With the metric plans , are you referring to the ones drawn by julius dewaal ?


----------



## John Koontz (Aug 18, 2019)

stragenmitsuko said:


> Good job and a beautifull runner .
> I'm a fan of recycling materials to , altough I never tried brass before .
> My furnace can't handle the  temperatures I think ;
> 
> With the metric plans , are you referring to the ones drawn by julius dewaal ?


Fantastic,  Now I know what to aim for.


----------



## creast (Aug 18, 2019)

stragenmitsuko said:


> Good job and a beautifull runner .
> I'm a fan of recycling materials to , altough I never tried brass before .
> My furnace can't handle the  temperatures I think ;
> 
> With the metric plans , are you referring to the ones drawn by julius dewaal ?



Yes indeed, that's the metric plans. There are a few missing dimensions but not as many. I also download nice 3D model from GrabCad which helped in checking dimensions (if you have decent CAD program)


----------



## Andrew Pullin (Aug 19, 2019)

Hi Guys,

I have recently finished transposing the Metric Plans of Gerry Beam Engine drawn by Ken I into individual Production Drawings.
I did this as an exercise to practice up my AutoCAD and to learn the Australian Standard 1100 which is the Engineering Drawing
Standard we use down here but should be compatible with most Standards. All I did was transpose Ken I's drawings, so anything 
missing you will have to work out. I am looking at this engine as a Project at my Engineering School I am currently attending.

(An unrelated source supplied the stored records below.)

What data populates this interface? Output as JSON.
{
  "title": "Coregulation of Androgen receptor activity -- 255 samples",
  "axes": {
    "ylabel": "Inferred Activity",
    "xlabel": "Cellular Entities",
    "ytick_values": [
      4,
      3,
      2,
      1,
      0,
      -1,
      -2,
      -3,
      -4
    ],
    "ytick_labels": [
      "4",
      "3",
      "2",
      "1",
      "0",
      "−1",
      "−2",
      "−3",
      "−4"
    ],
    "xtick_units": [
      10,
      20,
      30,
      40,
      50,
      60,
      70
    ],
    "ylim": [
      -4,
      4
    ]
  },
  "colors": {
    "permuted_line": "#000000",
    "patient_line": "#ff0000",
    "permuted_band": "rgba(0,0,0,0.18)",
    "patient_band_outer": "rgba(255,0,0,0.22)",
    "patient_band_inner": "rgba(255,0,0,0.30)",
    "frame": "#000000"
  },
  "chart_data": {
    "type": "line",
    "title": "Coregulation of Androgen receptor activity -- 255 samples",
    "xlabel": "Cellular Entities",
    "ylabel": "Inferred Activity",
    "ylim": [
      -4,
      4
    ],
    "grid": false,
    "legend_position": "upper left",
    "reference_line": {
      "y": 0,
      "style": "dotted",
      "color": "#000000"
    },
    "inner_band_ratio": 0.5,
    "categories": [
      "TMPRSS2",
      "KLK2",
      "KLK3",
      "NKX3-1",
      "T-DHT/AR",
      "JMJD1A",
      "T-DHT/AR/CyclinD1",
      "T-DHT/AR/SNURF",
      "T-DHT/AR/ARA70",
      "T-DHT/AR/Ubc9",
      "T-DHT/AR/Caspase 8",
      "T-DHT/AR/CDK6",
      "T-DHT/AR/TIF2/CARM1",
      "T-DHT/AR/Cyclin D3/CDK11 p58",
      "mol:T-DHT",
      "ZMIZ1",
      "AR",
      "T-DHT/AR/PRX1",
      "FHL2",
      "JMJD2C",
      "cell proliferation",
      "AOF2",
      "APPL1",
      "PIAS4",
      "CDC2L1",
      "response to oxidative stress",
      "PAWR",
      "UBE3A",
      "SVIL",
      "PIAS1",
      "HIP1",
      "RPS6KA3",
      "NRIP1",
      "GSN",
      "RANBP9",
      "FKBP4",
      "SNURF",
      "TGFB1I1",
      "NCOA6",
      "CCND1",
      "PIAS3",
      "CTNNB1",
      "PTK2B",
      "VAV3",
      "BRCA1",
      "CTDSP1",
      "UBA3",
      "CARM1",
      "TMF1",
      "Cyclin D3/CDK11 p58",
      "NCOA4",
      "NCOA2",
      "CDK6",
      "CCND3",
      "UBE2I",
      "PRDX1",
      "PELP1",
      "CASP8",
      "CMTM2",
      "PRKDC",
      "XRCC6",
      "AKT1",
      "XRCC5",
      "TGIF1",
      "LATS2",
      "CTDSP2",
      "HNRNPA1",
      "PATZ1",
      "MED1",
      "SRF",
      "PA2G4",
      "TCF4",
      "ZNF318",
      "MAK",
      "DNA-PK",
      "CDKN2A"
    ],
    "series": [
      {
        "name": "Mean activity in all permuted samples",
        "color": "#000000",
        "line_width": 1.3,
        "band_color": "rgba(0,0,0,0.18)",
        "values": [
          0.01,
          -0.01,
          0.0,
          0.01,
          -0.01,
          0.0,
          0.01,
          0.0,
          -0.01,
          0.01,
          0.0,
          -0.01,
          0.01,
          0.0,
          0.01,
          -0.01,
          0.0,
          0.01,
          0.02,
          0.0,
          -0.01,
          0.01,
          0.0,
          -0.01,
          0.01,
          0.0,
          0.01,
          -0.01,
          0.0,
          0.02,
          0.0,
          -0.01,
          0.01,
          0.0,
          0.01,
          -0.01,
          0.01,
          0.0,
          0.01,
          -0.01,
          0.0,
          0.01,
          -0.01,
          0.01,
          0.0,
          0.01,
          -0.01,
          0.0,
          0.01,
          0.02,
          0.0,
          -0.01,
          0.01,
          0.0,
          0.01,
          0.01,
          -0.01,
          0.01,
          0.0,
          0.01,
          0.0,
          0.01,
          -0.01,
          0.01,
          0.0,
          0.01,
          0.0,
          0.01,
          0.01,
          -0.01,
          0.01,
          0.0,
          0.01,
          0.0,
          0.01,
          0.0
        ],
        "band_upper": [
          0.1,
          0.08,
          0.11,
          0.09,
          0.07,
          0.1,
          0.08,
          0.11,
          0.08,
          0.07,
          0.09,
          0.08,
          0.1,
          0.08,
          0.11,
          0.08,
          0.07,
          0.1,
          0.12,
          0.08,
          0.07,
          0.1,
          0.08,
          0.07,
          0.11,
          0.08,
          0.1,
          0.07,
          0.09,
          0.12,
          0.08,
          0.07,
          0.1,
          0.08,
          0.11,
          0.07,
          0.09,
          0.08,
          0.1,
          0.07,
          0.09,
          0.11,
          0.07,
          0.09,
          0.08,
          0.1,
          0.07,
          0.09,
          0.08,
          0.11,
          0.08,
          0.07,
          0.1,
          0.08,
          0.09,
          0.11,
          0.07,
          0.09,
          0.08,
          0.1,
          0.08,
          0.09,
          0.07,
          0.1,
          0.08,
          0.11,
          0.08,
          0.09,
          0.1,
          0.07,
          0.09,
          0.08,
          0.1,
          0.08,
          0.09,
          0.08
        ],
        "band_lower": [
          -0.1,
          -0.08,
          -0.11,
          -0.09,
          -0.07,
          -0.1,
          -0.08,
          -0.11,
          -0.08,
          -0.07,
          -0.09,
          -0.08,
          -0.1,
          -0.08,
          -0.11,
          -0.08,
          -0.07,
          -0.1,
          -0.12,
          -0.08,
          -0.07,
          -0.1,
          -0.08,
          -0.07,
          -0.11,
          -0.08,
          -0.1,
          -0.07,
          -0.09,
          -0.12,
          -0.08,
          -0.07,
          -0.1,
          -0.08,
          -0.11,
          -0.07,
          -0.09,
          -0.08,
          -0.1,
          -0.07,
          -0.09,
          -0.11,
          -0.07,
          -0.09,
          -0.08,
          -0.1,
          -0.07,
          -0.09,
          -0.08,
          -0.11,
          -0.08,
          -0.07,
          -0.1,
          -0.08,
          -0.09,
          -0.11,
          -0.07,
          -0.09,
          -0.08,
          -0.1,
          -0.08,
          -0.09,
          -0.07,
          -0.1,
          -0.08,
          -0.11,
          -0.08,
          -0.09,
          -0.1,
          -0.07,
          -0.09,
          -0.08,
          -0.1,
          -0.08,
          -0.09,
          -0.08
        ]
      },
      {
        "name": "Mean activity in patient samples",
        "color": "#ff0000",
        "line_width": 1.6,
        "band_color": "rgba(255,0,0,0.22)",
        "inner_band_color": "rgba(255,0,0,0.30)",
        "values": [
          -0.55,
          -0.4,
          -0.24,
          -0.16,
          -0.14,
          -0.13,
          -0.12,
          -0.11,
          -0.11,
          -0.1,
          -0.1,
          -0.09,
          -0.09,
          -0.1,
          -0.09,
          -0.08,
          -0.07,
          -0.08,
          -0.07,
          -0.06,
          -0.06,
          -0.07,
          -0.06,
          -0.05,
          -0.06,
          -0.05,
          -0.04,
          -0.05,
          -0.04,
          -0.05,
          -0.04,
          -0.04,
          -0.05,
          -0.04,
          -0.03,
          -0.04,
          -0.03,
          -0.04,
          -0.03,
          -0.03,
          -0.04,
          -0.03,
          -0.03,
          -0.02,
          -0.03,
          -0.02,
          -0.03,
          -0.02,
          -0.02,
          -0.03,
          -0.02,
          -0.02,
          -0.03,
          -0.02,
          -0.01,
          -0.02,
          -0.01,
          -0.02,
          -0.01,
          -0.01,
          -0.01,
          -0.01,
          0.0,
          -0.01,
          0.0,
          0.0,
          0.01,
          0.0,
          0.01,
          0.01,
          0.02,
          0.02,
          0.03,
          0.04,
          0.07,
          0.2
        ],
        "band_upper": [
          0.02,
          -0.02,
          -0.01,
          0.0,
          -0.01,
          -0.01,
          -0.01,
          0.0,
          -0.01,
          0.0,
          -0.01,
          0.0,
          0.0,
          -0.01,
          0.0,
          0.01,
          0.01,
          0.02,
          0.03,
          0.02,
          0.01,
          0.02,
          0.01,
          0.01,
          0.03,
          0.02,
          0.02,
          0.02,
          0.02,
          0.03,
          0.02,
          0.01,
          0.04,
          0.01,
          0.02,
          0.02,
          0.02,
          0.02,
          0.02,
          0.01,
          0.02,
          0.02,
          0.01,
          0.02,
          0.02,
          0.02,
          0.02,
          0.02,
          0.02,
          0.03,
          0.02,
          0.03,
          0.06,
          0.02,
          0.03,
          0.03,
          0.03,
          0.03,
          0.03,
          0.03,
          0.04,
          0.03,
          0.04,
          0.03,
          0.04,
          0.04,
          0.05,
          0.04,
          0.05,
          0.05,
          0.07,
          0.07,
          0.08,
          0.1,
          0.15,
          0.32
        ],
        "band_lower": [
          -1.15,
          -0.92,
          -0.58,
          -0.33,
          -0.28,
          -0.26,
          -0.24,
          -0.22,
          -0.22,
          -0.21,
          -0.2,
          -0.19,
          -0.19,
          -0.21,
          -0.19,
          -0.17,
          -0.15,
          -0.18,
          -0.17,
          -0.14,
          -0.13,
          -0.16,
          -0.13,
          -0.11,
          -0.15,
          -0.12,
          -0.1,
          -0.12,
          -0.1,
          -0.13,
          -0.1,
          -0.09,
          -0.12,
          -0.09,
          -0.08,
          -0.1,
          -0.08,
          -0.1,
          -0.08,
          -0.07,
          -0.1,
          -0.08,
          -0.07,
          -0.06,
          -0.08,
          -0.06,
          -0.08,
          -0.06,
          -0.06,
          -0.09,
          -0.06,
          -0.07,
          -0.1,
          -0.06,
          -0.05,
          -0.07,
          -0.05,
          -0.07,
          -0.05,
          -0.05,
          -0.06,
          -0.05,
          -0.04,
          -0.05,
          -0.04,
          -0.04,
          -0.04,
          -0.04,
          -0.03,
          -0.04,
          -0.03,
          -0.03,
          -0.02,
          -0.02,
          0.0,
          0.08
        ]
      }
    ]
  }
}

I will attempt to upload a Production Quality PDF and when I work out how to package the individual AutoCAD files I will upload
them also. So here goes.

BTW - Great looking engine. The Brass looks good and I really like the wood around the Piston. I had been considering this to make 
it a bit more "authentic".

Cheers

Andrew


----------



## Thad Swarfburn III (Aug 20, 2019)

Andrew Pullin said:


> Hi Guys,
> 
> I have recently finished transposing the Metric Plans of Gerry Beam Engine drawn by Ken I into individual Production Drawings.



Wow, epic undertaking. Certainly filing these away for the future.

Happened to notice on drawing BE28 the 6mm dia is called out as 4mm.

Nice work.


----------



## Andrew Pullin (Aug 21, 2019)

Hi Thad,

Good catch! All I did was extract the Drawing from the huge original and turn it into production Drawings.
I literally cut and pasted every one and the only changes I made were to scale and fit on the A3 and A4 pages.
On looking at the Drawing it seems to me that you use 6mm Diameter rod and turn the ends to 4mm Diameter.
This would make sense for a Fulcrum Pin which is what it is. The 4mm Diameter in the centre is obviously an error
in the original and should be 6mm.

As to what is F/M Brass? No idea - I am new at this and was hoping someone could tell me. I am assuming it is a type
of Brass along the lines of High Speed Steel or Spring Steel. My Google Goggles only give images or things made of it
and it appears to be used in pipes and screws quite a lot.

Cheers

Andrew


----------



## Thad Swarfburn III (Aug 21, 2019)

I figured out F/M just after I just l hit "send", it's free machining, which means there's lead in the alloy to lubricate the cutting tool.


----------



## stragenmitsuko (Aug 21, 2019)

There are a few version of gerry's beam out there . 
One of the metric versions has been modified , and no longer has the triangular shaped support 
above the steam cilinder . 
I feel , but that is my personal opinion , that the removal of that "I beam" makes the engine look less attractive . 


Andrew , I'm afraid you took that version for your - beautifully drawn - plans . 

Just an obervation guys , no criticism intended . 

Pat


----------